Assessora Pedagógica do Inesc

Como se não bastasse o Tribunal de Justiça do Mato Grosso do Sul ter rejeitado a acusação contra imagem-esca-2dois homens que pagaram adolescentes para manter relações sexuais, o Superior Tribunal de Justiça (STJ) confirma a cegueira para a violência praticada.

O STJ também não considerou crime um “cliente ocasional” pagar para fazer sexo com adolescentes, e mais uma vez o debate que se instala não é de fundo.
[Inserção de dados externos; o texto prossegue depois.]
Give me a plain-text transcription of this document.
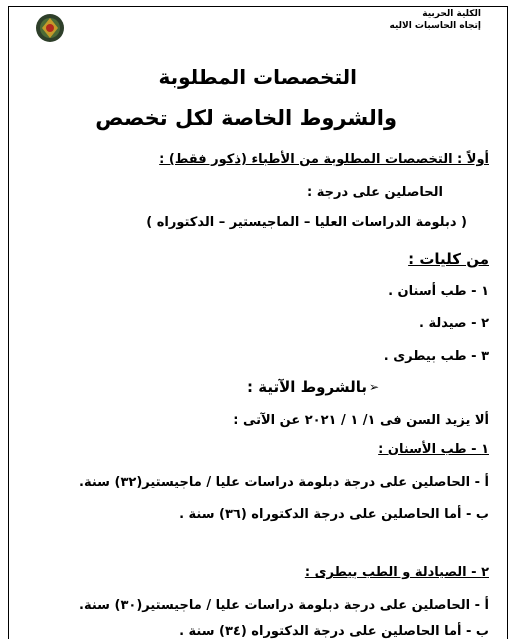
الكلية الحربية
إتجاه الحاسبات الاليه
التخصصات المطلوبة
والشروط الخاصة لكل تخصص
أولاً : التخصصات المطلوبة من الأطباء (ذكور فقط) :
الحاصلين على درجة :
( دبلومة الدراسات العليا – الماجيستير – الدكتوراه )
من كليات :
١ - طب أسنان .
٢ - صيدلة .
٣ - طب بيطرى .
➢
بالشروط الآتية :
ألا يزيد السن فى ١/ ١ / ٢٠٢١ عن الآتى :
١ - طب الأسنان :
أ - الحاصلين على درجة دبلومة دراسات عليا / ماجيستير(٣٢) سنة.
ب - أما الحاصلين على درجة الدكتوراه (٣٦) سنة .
٢ - الصيادلة و الطب بيطرى :
أ - الحاصلين على درجة دبلومة دراسات عليا / ماجيستير(٣٠) سنة.
ب - أما الحاصلين على درجة الدكتوراه (٣٤) سنة .
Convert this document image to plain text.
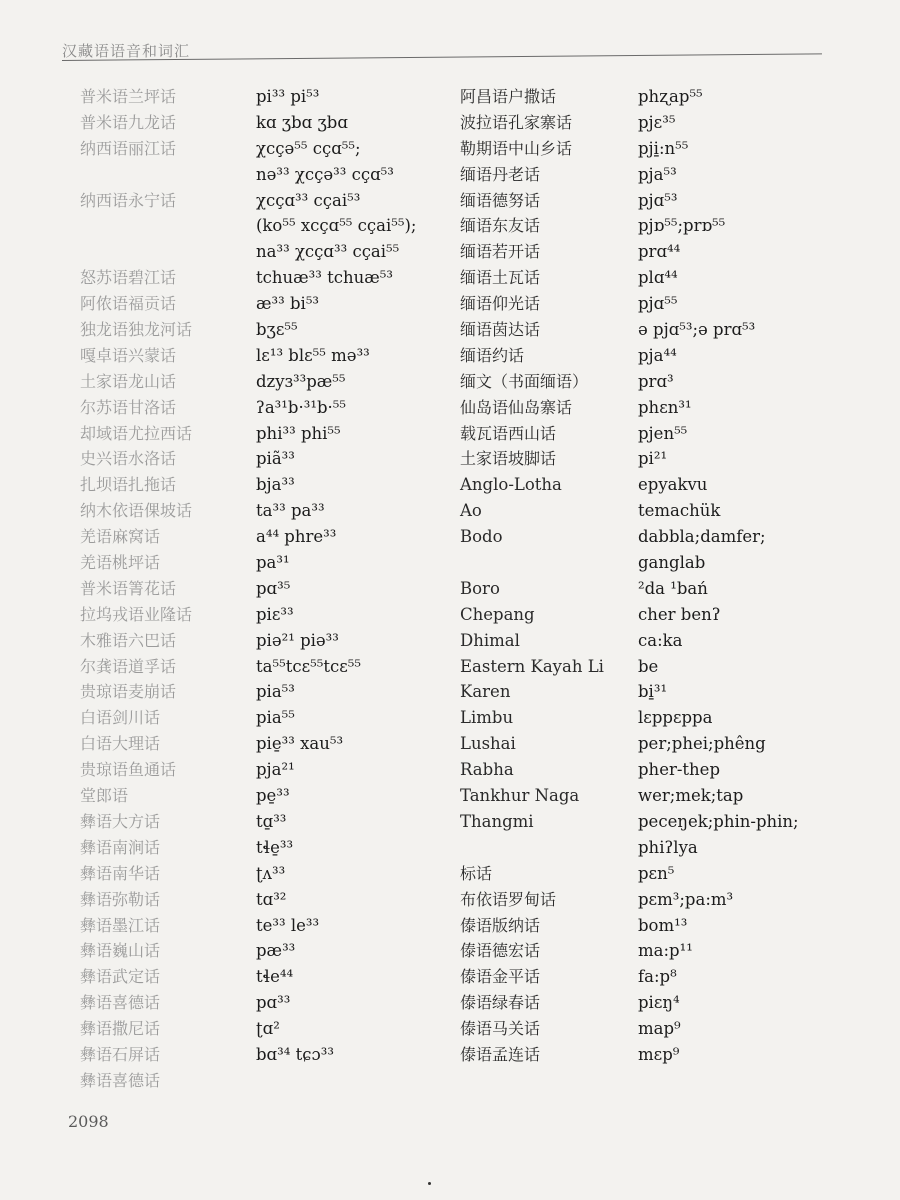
汉藏语语音和词汇
普米语兰坪话
普米语九龙话
纳西语丽江话
纳西语永宁话
怒苏语碧江话
阿侬语福贡话
独龙语独龙河话
嘎卓语兴蒙话
土家语龙山话
尔苏语甘洛话
却域语尤拉西话
史兴语水洛话
扎坝语扎拖话
纳木依语倮坡话
羌语麻窝话
羌语桃坪话
普米语箐花话
拉坞戎语业隆话
木雅语六巴话
尔龚语道孚话
贵琼语麦崩话
白语剑川话
白语大理话
贵琼语鱼通话
堂郎语
彝语大方话
彝语南涧话
彝语南华话
彝语弥勒话
彝语墨江话
彝语巍山话
彝语武定话
彝语喜德话
彝语撒尼话
彝语石屏话
彝语喜德话
pi³³ pi⁵³
kɑ ʒbɑ ʒbɑ
χcçə⁵⁵ cçɑ⁵⁵;
nə³³ χcçə³³ cçɑ⁵³
χcçɑ³³ cçai⁵³
(ko⁵⁵ xcçɑ⁵⁵ cçai⁵⁵);
na³³ χcçɑ³³ cçai⁵⁵
tchuæ³³ tchuæ⁵³
æ³³ bi⁵³
bʒɛ⁵⁵
lɛ¹³ blɛ⁵⁵ mə³³
dzyɜ³³pæ⁵⁵
ʔa³¹b·³¹b·⁵⁵
phi³³ phi⁵⁵
piã³³
bja³³
ta³³ pa³³
a⁴⁴ phre³³
pa³¹
pɑ³⁵
piɛ³³
piə²¹ piə³³
ta⁵⁵tcɛ⁵⁵tcɛ⁵⁵
pia⁵³
pia⁵⁵
pie̱³³ xau⁵³
pja²¹
pe̱³³
tɑ̱³³
tɬe̱³³
ʈʌ³³
tɑ³²
te³³ le³³
pæ³³
tɬe⁴⁴
pɑ³³
ʈɑ²
bɑ³⁴ tɕɔ³³
阿昌语户撒话
波拉语孔家寨话
勒期语中山乡话
缅语丹老话
缅语德努话
缅语东友话
缅语若开话
缅语土瓦话
缅语仰光话
缅语茵达话
缅语约话
缅文（书面缅语）
仙岛语仙岛寨话
载瓦语西山话
土家语坡脚话
Anglo-Lotha
Ao
Bodo
Boro
Chepang
Dhimal
Eastern Kayah Li
Karen
Limbu
Lushai
Rabha
Tankhur Naga
Thangmi
标话
布依语罗甸话
傣语版纳话
傣语德宏话
傣语金平话
傣语绿春话
傣语马关话
傣语孟连话
phʐap⁵⁵
pjɛ³⁵
pji̱:n⁵⁵
pja⁵³
pjɑ⁵³
pjɒ⁵⁵;prɒ⁵⁵
prɑ⁴⁴
plɑ⁴⁴
pjɑ⁵⁵
ə pjɑ⁵³;ə prɑ⁵³
pja⁴⁴
prɑ³
phɛn³¹
pjen⁵⁵
pi²¹
epyakvu
temachük
dabbla;damfer;
ganglab
²da ¹bań
cher benʔ
ca:ka
be
bi̱³¹
lɛppɛppa
per;phei;phêng
pher-thep
wer;mek;tap
peceŋek;phin-phin;
phiʔlya
pɛn⁵
pɛm³;pa:m³
bom¹³
ma:p¹¹
fa:p⁸
piɛŋ⁴
map⁹
mɛp⁹
2098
Discutir se é ou não crime é muito pouco diante da violência do ato em si.

No Brasil a exploração sexual de crianças e adolescentes é crime. Consta no Estatuto da Criança e do Adolescente:

“Art.5º Nenhuma criança ou adolescente será objeto de qualquer forma de negligência, discriminação, EXPLORAÇÃO, violência, crueldade e opressão, punido na forma da lei qualquer atentado, por ação ou omissão, aos seus direitos fundamentais.”

Ainda que não fosse crime não é difícil perceber que um ato sexual com crianças e adolescentes é uma violência, não contra um ou dois indivíduos, é um ato brutal contra a humanidade. Aniquila a infância. Acaba com a adolescência.
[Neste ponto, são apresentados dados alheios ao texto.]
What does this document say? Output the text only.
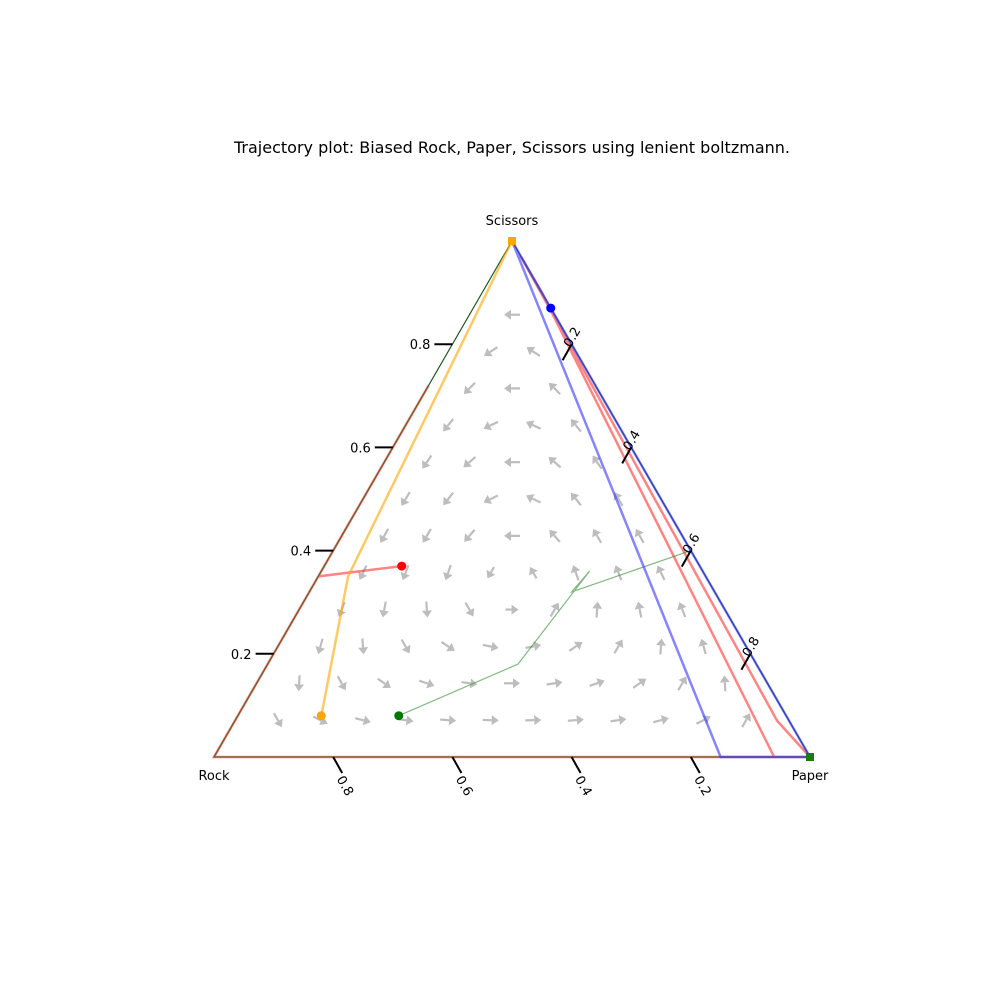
Trajectory plot: Biased Rock, Paper, Scissors using lenient boltzmann.
0.2
0.4
0.6
0.8	0.2
0.4
0.6
0.8
0.8	0.6	0.4	0.2
Scissors
Rock	Paper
Acontece que estamos mergulhados numa sociedade de valores machistas onde se naturaliza e banaliza a violência contra mulheres e crianças. A lógica que impera é a do desejo soberano do macho versus a condição vulnerável dos outros sujeitos.

Quando o ar que se respira é contaminado por valores falocêntricos, nunca serão percebidos como violência atos que desrespeitam as mulheres e, em especial pessoas em condições peculiares de desenvolvimento.

Nesse sentido, as organizações de prostitutas estão mais avançadas do que os digníssimos magistrados brasileiros. Há muito elas se declaram contra a exploração sexual de crianças e adolescentes e são importantes aliadas na defesa da dignidade deste segmento.

O massacre diário e constante de meninas e meninos desenha um quadro de tamanha violência que tais práticas passam a ser invisibilizadas, consideradas “normais”. Este é o problema… Juízes, padres, parlamentares, médicos homens fazem valer diariamente seus lugares de poder para alimentar esta lógica. Por isso é tão difícil enfrentar a violência e a exploração sexual de crianças e adolescentes; porque lidamos com uma conspiração silenciosa que empurra meninos e meninas para um ‘não-lugar’, para a anulação de suas condições humanas.

Fazemos nossas as palavras do UNICEF Brasil “O fato resulta ainda num precedente perigoso: o de que a exploração sexual é aceitável quando remunerada, como se nossas crianças estivessem à venda no mercado perverso de poder dos adultos.”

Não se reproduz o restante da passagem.